After five years of war in Syria, the remaining citizens of Aleppo are getting ready for a siege. From September 2015 to the fall of 2016, the filmmakers follow the volunteers from The White Helmets as they experience the daily life of death and struggle in the streets of the city. They fight for sanity in a place where war has become the norm.

– Oscilloscope Laboratories has acquired the North American rights to Valérie Müller and Angelin Preljocaj’s “Polina” and Carla Simón’s biographical debut feature “Summer 1993.” Based on the graphic novel by Bastien Vivès and starring Juliette Binoche, “Polina” stars Anastasia Shevtsova as a promising classical ballet dancer who is just about to join the prestigious Bolshoi Ballet when she discovers contemporary dance. Oscilloscope will release it theatrically in July 2017.

“Summer 1993” is a Spanish film that premiered at this year’s Berlin Film Festival, where it took home the Generation Grand Prix and the festival’s overall Best First Feature prize. The coming of age drama follows a six-year-old girl named Frida who is coming to terms with her mother’s death while she moves from Barcelona to the countryside. Oscilloscope will release the film theatrically in late 2017.

“California Typewriter”Gravitas Ventures

– Gravitas Ventures has acquired the U.S. rights to “California Typewriter,” the documentary launched at the 2016 Telluride Film Festival. The film is named after one of the last remaining typewriter shops in Berkeley, which plays a major role in the doc. Run by Herbert Permillion III and his family, the business is depicted trying to balance financial security with its decades-long passion for selling and restoring typewriters.

The film features nuanced typewriter testimonials from super fans Tom Hanks (who has over 250 machines in his collection), musician John Mayer, playwright Sam Shepard and author David McCullough. It will open theatrically in Los Angeles, New York and a dozen additional markets in the late summer.

– Green Day and Abramorama will collaborate on the distribution of “Turn It Around: The Story of East Bay Punk,” to be released in the U.S. in tandem with Green Day’s Revolution Radio World Tour during the Summer of 2017. Abramorama will release the film, executive Produced by Green Day, in theaters across North America and will work with the filmmakers on the global release across all platforms.

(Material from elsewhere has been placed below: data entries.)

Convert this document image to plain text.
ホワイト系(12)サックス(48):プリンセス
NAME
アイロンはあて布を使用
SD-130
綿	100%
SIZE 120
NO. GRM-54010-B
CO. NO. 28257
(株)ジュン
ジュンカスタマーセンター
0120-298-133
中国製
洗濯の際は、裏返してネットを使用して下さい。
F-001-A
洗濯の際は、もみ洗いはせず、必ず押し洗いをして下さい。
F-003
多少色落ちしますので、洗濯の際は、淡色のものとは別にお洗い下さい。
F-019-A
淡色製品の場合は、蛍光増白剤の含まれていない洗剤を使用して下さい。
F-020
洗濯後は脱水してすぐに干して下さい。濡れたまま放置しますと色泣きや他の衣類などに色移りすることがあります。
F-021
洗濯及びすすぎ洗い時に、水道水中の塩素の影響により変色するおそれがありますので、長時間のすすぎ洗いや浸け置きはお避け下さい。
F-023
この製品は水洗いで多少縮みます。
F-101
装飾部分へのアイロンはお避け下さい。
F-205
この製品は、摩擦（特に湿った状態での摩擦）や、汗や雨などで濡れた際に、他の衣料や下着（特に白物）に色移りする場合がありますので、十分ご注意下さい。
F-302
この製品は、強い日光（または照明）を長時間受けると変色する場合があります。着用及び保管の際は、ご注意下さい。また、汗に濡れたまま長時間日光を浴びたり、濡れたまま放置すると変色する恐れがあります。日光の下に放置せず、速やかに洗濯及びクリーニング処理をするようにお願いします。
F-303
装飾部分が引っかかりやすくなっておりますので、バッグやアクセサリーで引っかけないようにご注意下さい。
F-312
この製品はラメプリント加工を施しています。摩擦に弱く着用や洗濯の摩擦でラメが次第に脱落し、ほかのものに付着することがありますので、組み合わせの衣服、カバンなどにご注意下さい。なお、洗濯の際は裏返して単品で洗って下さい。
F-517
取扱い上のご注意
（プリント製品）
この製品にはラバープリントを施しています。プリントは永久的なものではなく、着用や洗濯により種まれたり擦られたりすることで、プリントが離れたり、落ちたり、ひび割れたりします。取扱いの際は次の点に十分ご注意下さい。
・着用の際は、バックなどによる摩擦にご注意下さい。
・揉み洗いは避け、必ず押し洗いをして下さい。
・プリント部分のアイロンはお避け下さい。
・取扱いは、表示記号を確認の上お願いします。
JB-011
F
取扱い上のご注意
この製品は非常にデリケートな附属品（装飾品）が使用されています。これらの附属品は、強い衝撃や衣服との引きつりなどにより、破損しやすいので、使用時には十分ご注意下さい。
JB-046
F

“Turn it Around gave us the opportunity to tell the story of the East Bay punk rock scene, a scene that’s a sacred thing to me, Mike and Tré and to a lot of others who were there at the founding and who helped to shape the genre,” Green Day front man Billie Joe Armstrong said in a statement. The collaboration marks the second time Abramorama will partner with Green Day, the first being on the 135 city release of John Roecker’s “Heart Like A Hand Grenade.”

– Big World Pictures has acquired “Scarred Hearts,” the film adaptation of the autobiographical novel by Max Blecher, which won the Don Quixote Award and a Special Jury Prize in Locarno, and Best Director in Mar del Plata last year. The film will play U.S. festivals in the months ahead, in anticipation of an early 2018 theatrical release.

READ MORE: Film Acquisition Rundown: IFC Buys ‘Rebel in the Rye,’ Gunpowder & Sky Grabs ‘Little Boxes’ and More

During the summer of 1937, Emanuel, a young man in his early twenties, is committed to a sanatorium on the Black Sea coast for treatment of his bone tuberculosis. The treatment consists of painful spine punctures that confine him to a body cast on a stretcher-bed. Little by little, as Emanuel gets accustomed to the limitations of his new life, he discovers that inside the sanatorium there is still a life to be lived to the fullest.